Mohon tunggu...
Naila Rafa Nurahmah
Naila Rafa Nurahmah Mohon Tunggu... Mahasiswa - Mahasiswi Fakultas Ilmu Administrasi, Universitas Indonesia

Saya Mahasiswi Semester 1 Program Studi Ilmu Administrasi Fiskal, Fakultas Ilmu Administrasi, Universitas Indonesia.

Selanjutnya

Tutup

Kebijakan

Optimalisasi Pajak dalam Transaksi Nontunai QRIS: Tantangan dan Peluang

17 Desember 2024   16:53 Diperbarui: 17 Desember 2024   17:38 81
+
Laporkan Konten
Laporkan Akun
Kompasiana adalah platform blog. Konten ini menjadi tanggung jawab bloger dan tidak mewakili pandangan redaksi Kompas.
Lihat foto
Bagikan ide kreativitasmu dalam bentuk konten di Kompasiana | Sumber gambar: Freepik

Penulis: Naila Rafa Nurahmah, Mahasiswi Fakultas Ilmu Administrasi, Universitas Indonesia

Penggunaan dompet digital (e-wallet) di Indonesia mengalami lonjakan popularitas, hal ini didorong oleh kemajuan teknologi pembayaran digital.

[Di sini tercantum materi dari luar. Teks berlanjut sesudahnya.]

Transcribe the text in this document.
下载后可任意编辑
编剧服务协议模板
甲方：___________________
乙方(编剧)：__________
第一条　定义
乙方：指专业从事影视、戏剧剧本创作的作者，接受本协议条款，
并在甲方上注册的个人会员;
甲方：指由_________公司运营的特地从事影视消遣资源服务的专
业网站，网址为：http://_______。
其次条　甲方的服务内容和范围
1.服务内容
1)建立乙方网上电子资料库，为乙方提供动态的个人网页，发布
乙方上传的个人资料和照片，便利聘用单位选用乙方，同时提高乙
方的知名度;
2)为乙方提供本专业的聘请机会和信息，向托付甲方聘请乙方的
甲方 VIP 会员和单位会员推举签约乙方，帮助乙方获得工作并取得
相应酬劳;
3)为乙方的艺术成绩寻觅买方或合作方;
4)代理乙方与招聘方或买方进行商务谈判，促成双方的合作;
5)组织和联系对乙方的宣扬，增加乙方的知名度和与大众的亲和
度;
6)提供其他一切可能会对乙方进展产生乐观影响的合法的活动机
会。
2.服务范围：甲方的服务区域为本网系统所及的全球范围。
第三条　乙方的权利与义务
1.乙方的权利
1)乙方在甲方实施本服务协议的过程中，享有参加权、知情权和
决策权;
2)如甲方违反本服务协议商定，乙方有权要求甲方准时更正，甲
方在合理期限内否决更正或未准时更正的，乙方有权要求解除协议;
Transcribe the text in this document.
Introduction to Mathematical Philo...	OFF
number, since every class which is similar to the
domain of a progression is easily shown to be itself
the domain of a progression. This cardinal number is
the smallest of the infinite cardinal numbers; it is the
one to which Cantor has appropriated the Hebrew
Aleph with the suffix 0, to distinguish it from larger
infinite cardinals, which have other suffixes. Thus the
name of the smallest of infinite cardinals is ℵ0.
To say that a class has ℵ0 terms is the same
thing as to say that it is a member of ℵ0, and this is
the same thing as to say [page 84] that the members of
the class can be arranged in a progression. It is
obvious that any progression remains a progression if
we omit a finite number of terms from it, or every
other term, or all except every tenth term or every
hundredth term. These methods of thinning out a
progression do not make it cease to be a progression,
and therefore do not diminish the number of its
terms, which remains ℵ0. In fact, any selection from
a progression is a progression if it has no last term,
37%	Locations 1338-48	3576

Layanan seperti GoPay, OVO, DANA, dan ShopeePay menjadi pilihan utama berkat fitur-fitur unggulan seperti transfer uang, pembelian pulsa, pembayaran QRIS, serta belanja daring. Saat ini, e-wallet mendominasi transaksi harian masyarakat, termasuk pembayaran di restoran, layanan antar makanan, dan e-commerce. Faktor utama yang memicu peningkatan penggunaan e-wallet meliputi kenyamanan, keamanan, kemudahan akses, serta fleksibilitasnya dalam memenuhi berbagai kebutuhan pembayaran. 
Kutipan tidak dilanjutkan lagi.